Pragmatism is the philosophical parent of relativism. It claimed that “truth” is defined not by some overarching reality outside of us, but rather by a set of ideas that helps us achieve our own goals in life. In essence, a truthful idea is one that delivers cash value in the here and now. As the pragmatist William James would articulate it, there is a great “corridor” with different rooms attached to it. Choosing a “truth” is like choosing to live in one of those rooms. If it works for your purposes, then that room is true for you.

What the pragmatists didn’t foresee was that their idea would necessarily devolve into relativism. Once they had stripped “truth” of its normative properties, there was no longer any valid basis for even choosing a “room.” Instead, one simply had to live in the great corridor of nonjudgmentalism.

[pq]We want the world as God intended it to be, but with God cut out from the picture.[/pq]

One can see how this great “corridor” of nonjudgmentalism produced a kind of social chaos. Since no one can rightly adjudicate between the different “rooms,” it actually becomes wrong to criticize the lifestyle choices that other people make, even if those choices are destructive. Brooks sees that this culture of nonjudgmentalism is the real problem, and his call to restore moral norms is highly admirable. Yet because he doesn’t aim to ground moral norms in anything ultimate or metaphysical, he can’t claim that they are “true” or superior in any objective sense. They can only be “true” in the pragmatic sense—that is, useful for achieving whatever ends we think are worthy. As we’ve seen, though, this pragmatic notion of truth—which is entirely arbitrary and dependent on the human will—can only fall back into relativism.

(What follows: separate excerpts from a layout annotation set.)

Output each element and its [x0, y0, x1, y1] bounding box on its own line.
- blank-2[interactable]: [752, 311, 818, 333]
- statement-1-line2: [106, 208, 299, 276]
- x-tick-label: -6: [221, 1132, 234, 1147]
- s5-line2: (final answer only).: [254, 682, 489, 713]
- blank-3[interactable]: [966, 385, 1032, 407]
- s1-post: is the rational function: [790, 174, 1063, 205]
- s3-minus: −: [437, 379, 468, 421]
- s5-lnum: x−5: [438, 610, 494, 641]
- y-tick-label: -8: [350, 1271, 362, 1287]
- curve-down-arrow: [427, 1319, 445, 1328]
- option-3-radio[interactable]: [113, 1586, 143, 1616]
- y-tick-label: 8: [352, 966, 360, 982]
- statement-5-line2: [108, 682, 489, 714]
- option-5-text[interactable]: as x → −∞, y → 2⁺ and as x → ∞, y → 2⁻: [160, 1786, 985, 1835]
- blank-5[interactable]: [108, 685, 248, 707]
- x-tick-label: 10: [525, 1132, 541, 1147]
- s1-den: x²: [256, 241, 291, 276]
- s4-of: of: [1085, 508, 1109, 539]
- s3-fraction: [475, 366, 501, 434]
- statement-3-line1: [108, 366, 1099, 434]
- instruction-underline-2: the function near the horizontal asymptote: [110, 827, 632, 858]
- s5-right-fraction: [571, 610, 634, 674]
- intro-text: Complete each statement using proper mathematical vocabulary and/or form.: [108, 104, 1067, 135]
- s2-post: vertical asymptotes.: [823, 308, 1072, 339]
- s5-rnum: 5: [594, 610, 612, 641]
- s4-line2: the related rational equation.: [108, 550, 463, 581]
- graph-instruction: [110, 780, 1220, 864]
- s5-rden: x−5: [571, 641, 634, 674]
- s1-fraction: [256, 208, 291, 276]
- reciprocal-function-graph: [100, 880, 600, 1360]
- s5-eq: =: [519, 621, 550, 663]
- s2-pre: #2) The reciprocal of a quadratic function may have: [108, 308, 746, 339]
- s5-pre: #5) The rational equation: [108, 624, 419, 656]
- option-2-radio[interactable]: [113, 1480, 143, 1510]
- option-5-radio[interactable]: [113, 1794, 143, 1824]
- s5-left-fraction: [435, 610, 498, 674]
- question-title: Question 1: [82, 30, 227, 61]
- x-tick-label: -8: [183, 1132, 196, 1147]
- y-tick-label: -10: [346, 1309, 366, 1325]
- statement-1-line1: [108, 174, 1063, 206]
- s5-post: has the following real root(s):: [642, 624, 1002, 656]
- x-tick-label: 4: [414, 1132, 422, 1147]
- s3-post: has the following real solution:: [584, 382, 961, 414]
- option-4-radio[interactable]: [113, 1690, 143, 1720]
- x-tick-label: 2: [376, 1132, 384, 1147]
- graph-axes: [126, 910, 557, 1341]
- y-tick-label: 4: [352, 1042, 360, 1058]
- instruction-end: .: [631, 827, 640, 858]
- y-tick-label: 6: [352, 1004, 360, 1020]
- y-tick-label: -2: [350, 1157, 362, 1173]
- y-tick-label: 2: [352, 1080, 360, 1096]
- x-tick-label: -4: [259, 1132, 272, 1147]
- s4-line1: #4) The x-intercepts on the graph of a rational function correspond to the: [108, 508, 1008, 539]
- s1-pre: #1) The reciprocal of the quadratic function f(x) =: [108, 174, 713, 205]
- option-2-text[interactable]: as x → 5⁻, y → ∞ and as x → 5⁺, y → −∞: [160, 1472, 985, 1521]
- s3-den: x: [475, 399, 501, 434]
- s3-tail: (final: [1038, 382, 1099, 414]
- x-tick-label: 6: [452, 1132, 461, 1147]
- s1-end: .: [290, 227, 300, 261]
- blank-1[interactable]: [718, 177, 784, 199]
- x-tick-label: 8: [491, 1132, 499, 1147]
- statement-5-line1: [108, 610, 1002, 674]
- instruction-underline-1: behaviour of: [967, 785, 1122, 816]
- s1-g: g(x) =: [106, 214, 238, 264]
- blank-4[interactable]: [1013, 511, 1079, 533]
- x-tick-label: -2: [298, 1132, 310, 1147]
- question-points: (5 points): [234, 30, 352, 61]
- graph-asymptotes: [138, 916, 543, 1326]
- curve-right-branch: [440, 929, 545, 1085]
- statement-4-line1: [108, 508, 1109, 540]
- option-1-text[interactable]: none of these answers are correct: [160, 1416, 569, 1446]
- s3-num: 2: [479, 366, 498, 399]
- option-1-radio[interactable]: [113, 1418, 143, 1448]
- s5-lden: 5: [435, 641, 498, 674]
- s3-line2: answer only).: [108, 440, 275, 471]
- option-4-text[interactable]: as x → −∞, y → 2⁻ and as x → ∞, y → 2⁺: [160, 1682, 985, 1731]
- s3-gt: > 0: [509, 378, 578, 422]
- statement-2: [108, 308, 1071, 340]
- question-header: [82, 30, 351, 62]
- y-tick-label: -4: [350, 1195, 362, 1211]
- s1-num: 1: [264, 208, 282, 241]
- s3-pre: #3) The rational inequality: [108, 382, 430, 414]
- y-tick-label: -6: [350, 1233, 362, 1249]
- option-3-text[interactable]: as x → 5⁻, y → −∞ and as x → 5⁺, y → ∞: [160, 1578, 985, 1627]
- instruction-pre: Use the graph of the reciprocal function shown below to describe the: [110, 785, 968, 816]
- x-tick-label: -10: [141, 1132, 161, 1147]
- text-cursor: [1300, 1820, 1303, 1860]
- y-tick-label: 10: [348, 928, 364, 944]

Reestablishing Social Norms

The truth is that no lasting moral revival can take place without a clearly asserted metaphysic. If moral norms are to be truly binding on us, they have to come from outside of us. Simply enough, we need God.

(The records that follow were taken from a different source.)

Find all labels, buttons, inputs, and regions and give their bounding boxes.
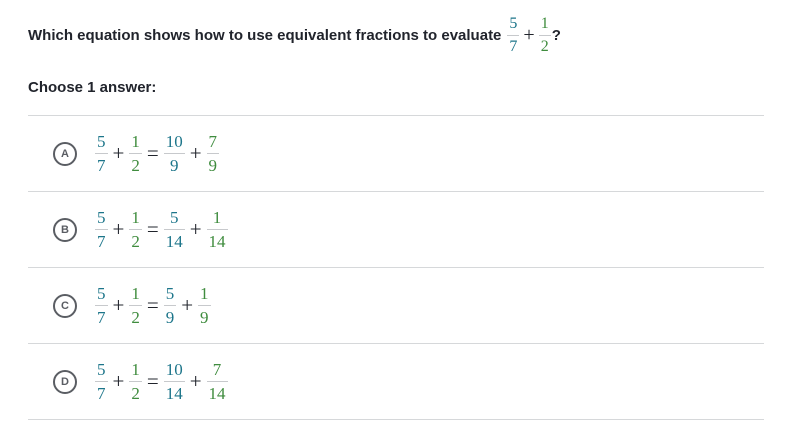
plus-sign: + [112,293,125,317]
fraction [95,133,108,174]
numerator: 1 [212,208,222,227]
plus-sign: + [189,369,202,393]
numerator: 1 [131,360,140,379]
plus-sign: + [181,293,194,317]
numerator: 10 [165,132,183,151]
divider [28,419,764,420]
plus-sign: + [112,217,125,241]
question-mark: ? [551,26,561,44]
fraction [129,361,142,402]
fraction [95,209,108,250]
denominator: 14 [208,232,226,251]
numerator: 7 [212,360,222,379]
plus-sign: + [189,141,202,165]
fraction [164,361,185,402]
fraction [164,209,185,250]
plus-sign: + [523,23,535,46]
plus-sign: + [189,217,202,241]
fraction [129,285,142,326]
fraction [198,285,211,326]
question-fraction-2 [539,16,551,55]
question-fraction-1 [507,16,519,55]
denominator: 9 [208,156,218,175]
choice-c-equation [95,285,211,326]
numerator: 5 [97,208,106,227]
numerator: 1 [200,284,209,303]
numerator: 1 [131,284,140,303]
choice-letter-a-radio[interactable]: A [53,142,77,166]
choice-letter-b-radio[interactable]: B [53,218,77,242]
choice-letter-c-radio[interactable]: C [53,294,77,318]
fraction [129,133,142,174]
fraction [164,285,177,326]
plus-sign: + [112,369,125,393]
fraction [207,209,228,250]
question [28,12,561,58]
fraction [129,209,142,250]
denominator: 7 [97,232,106,251]
choice-letter-d-radio[interactable]: D [53,370,77,394]
choice-a-equation [95,133,219,174]
numerator: 5 [169,208,179,227]
plus-sign: + [112,141,125,165]
equals-sign: = [146,293,159,317]
denominator: 2 [540,37,549,55]
choice-c[interactable] [28,268,764,343]
numerator: 1 [131,132,140,151]
numerator: 5 [97,284,106,303]
choice-b-equation [95,209,228,250]
equals-sign: = [146,217,159,241]
fraction [95,285,108,326]
denominator: 9 [165,308,175,327]
fraction [207,361,228,402]
equals-sign: = [146,369,159,393]
numerator: 5 [97,360,106,379]
choose-prompt: Choose 1 answer: [28,79,157,96]
denominator: 9 [200,308,209,327]
numerator: 1 [540,14,549,32]
denominator: 9 [169,156,179,175]
numerator: 10 [165,360,183,379]
denominator: 2 [131,384,140,403]
choice-a[interactable] [28,116,764,191]
denominator: 7 [97,156,106,175]
denominator: 14 [165,232,183,251]
equals-sign: = [146,141,159,165]
numerator: 1 [131,208,140,227]
numerator: 7 [208,132,218,151]
fraction [95,361,108,402]
denominator: 7 [97,308,106,327]
denominator: 7 [97,384,106,403]
numerator: 5 [165,284,175,303]
numerator: 5 [97,132,106,151]
choice-b[interactable] [28,192,764,267]
denominator: 14 [165,384,183,403]
choice-d[interactable] [28,344,764,419]
denominator: 14 [208,384,226,403]
denominator: 2 [131,232,140,251]
question-text: Which equation shows how to use equivalent fractions to evaluate [28,26,502,44]
choice-d-equation [95,361,228,402]
denominator: 7 [509,37,518,55]
denominator: 2 [131,156,140,175]
fraction [207,133,220,174]
numerator: 5 [509,14,518,32]
fraction [164,133,185,174]
answer-choices [28,115,764,420]
denominator: 2 [131,308,140,327]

But God seems to be off-limits in our public discourse.  Nobody wants to appeal to God because he seems archaic, inaccessible, and unbelievable in a modern society like ours. We don’t want God, yet we want the goods that only he can deliver for us—social reform, moral revival, and norms to govern our common life. We want the world restored to the way God intended it to be, yet we’d also rather cut God out from the picture.

The difficult news is that secular society can’t have its cake and eat it too. C.S. Lewis once wrote,

Aim at Heaven and you will get Earth thrown in. Aim at Earth and you will get neither.

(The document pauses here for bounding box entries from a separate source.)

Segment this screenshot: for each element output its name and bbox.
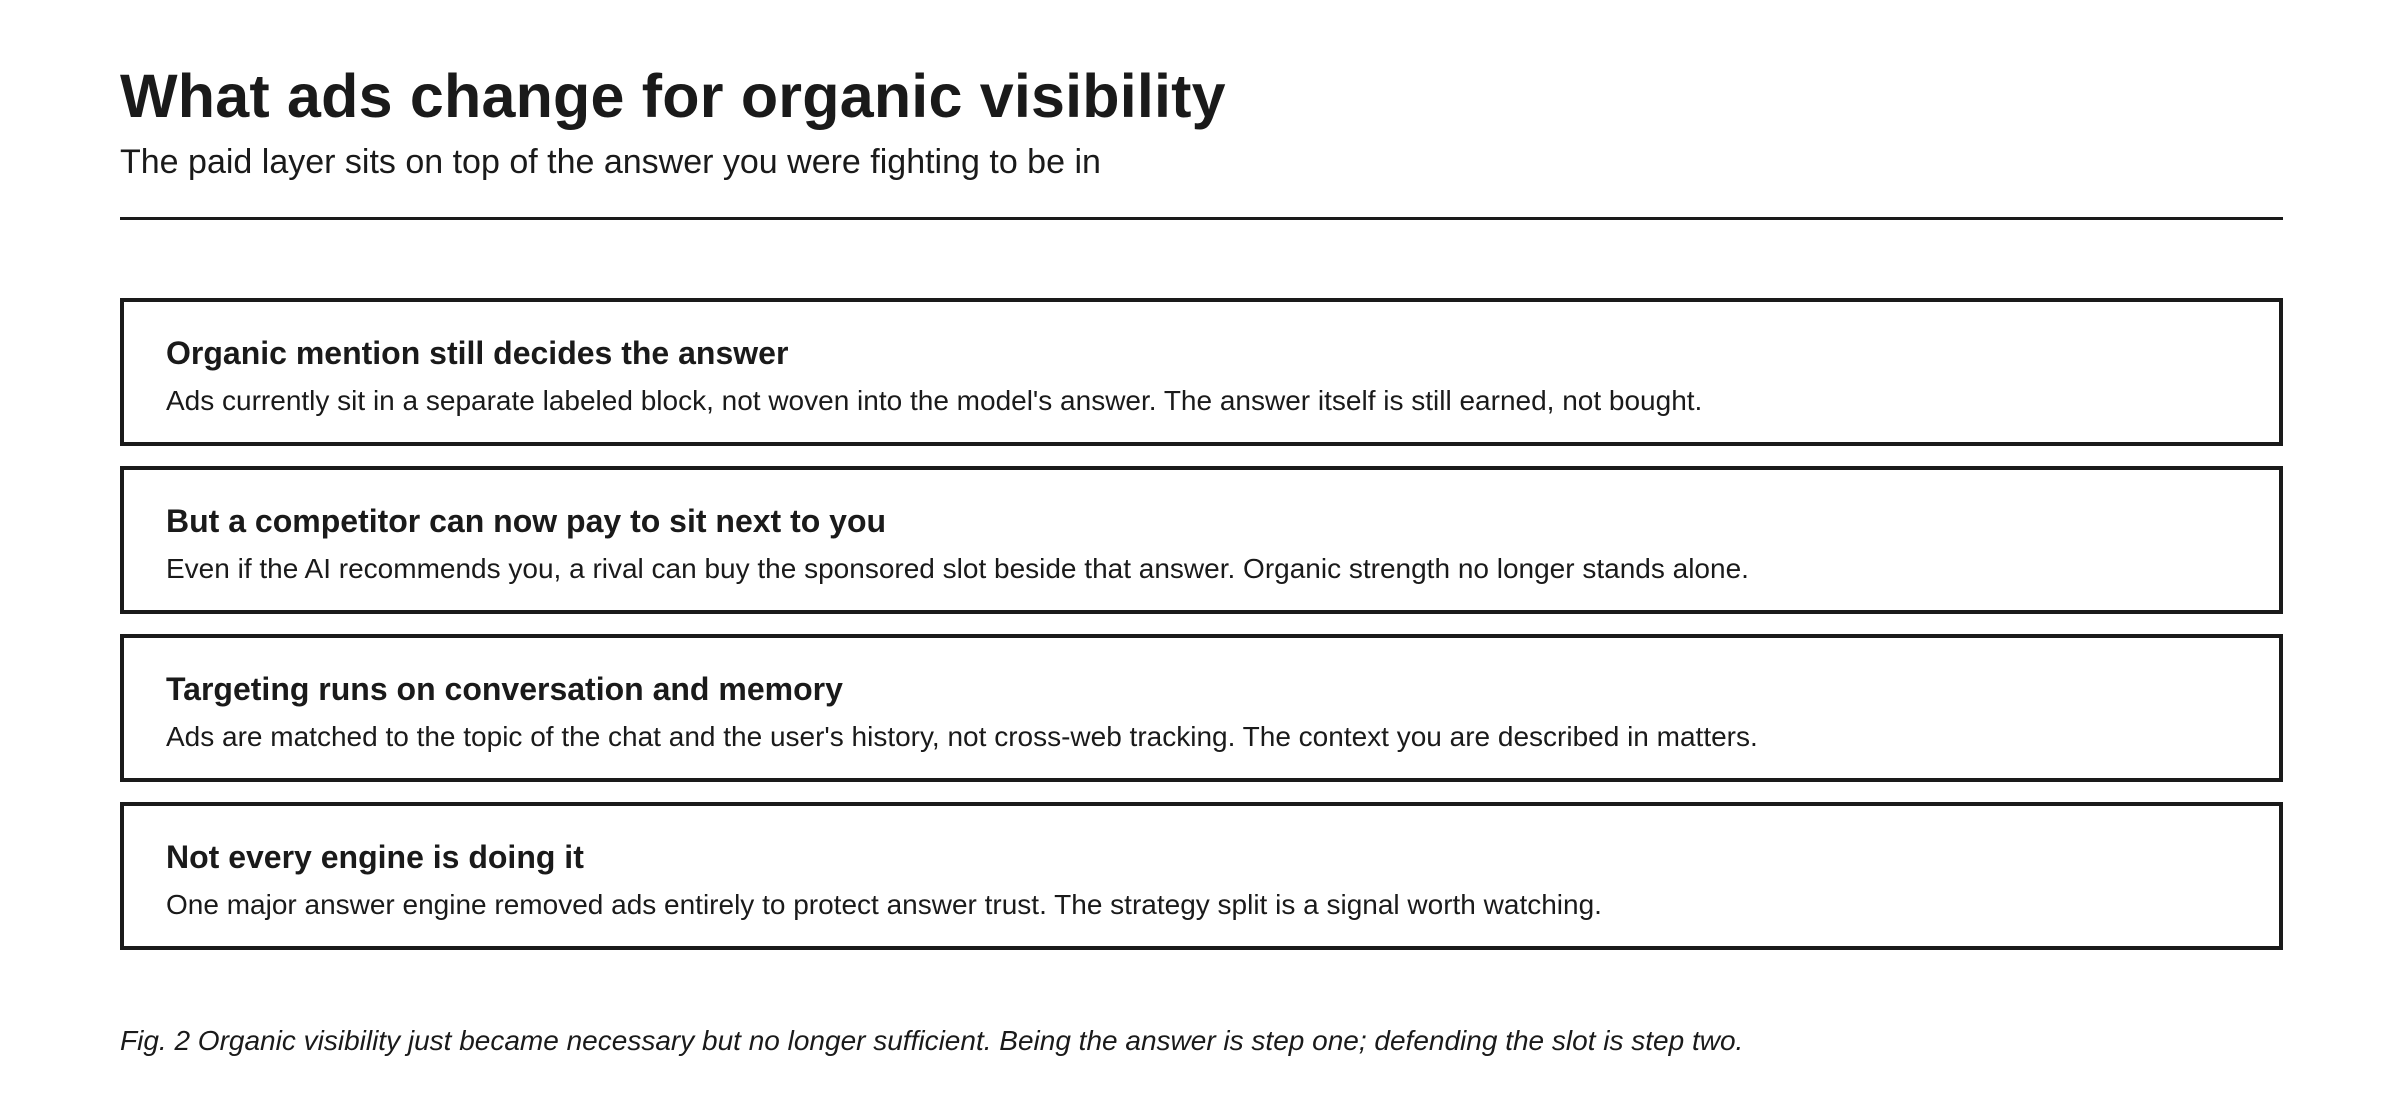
card-body: Ads currently sit in a separate labeled block, not woven into the model's answer. The answer itself is still earned, not bought.	[166, 385, 1703, 416]
page-title: What ads change for organic visibility	[120, 62, 1226, 130]
card-body: Ads are matched to the topic of the chat and the user's history, not cross-web tracking. The context you are described in matters.	[166, 721, 1758, 752]
card-heading: Organic mention still decides the answer	[166, 335, 789, 371]
card-heading: Targeting runs on conversation and memory	[166, 671, 843, 707]
card-heading: But a competitor can now pay to sit next to you	[166, 503, 887, 539]
card-organic-mention	[120, 298, 2283, 446]
card-targeting	[120, 634, 2283, 782]
header-divider	[120, 217, 2283, 220]
figure-caption: Fig. 2 Organic visibility just became necessary but no longer sufficient. Being the answer is step one; defending the slot is step two.	[120, 1025, 1744, 1056]
card-heading: Not every engine is doing it	[166, 839, 584, 875]
card-body: One major answer engine removed ads entirely to protect answer trust. The strategy split is a signal worth watching.	[166, 889, 1602, 920]
card-not-every-engine	[120, 802, 2283, 950]
page-subtitle: The paid layer sits on top of the answer you were fighting to be in	[120, 143, 1101, 181]
card-competitor-slot	[120, 466, 2283, 614]
card-body: Even if the AI recommends you, a rival can buy the sponsored slot beside that answer. Organic strength no longer stands alone.	[166, 553, 1749, 584]
card-list	[120, 298, 2283, 970]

We live in God’s world, and if we want it to flourish, we cannot afford to circumvent its Designer.

Moral revival is never an isolated good, but rather the byproduct of a much more fundamental shift of the heart, a shift toward the God who defines the good. In Scripture, we see that our first step in the healing process is to cast down our idols and to seek God for his own sake:

If my people, who are called by my name, will humble themselves and pray and seek my face and turn from their wicked ways, then I will hear from heaven, and I will forgive their sin and will heal their land. (2 Chronicles 7:14)

To many modern people, this idea of turning to God may seem like a massive leap in the dark. Modernity has managed to stifle many people’s belief in a dynamic Creator who actively engages with his creatures. And yet, difficult circumstances often prove that at root, we are still inherently religious beings. Just look at how our innate sense of God suddenly resurfaces in times of tragedy or great danger; we all huddle together to pray, almost as though we knew all along that secularism was just a dream. Even in our devout secularism, we are still inescapably marked by the image of God. He is not far from any of us (Acts 17:27).

If we want to see social and moral reform take place in America—if we want to see families reestablished, marriage strengthened, and meaningful moral norms restored—then we simply must look beyond ourselves. The good news is that the One who created us stands ready to provide all the moral norms we need—and yet so much more than that.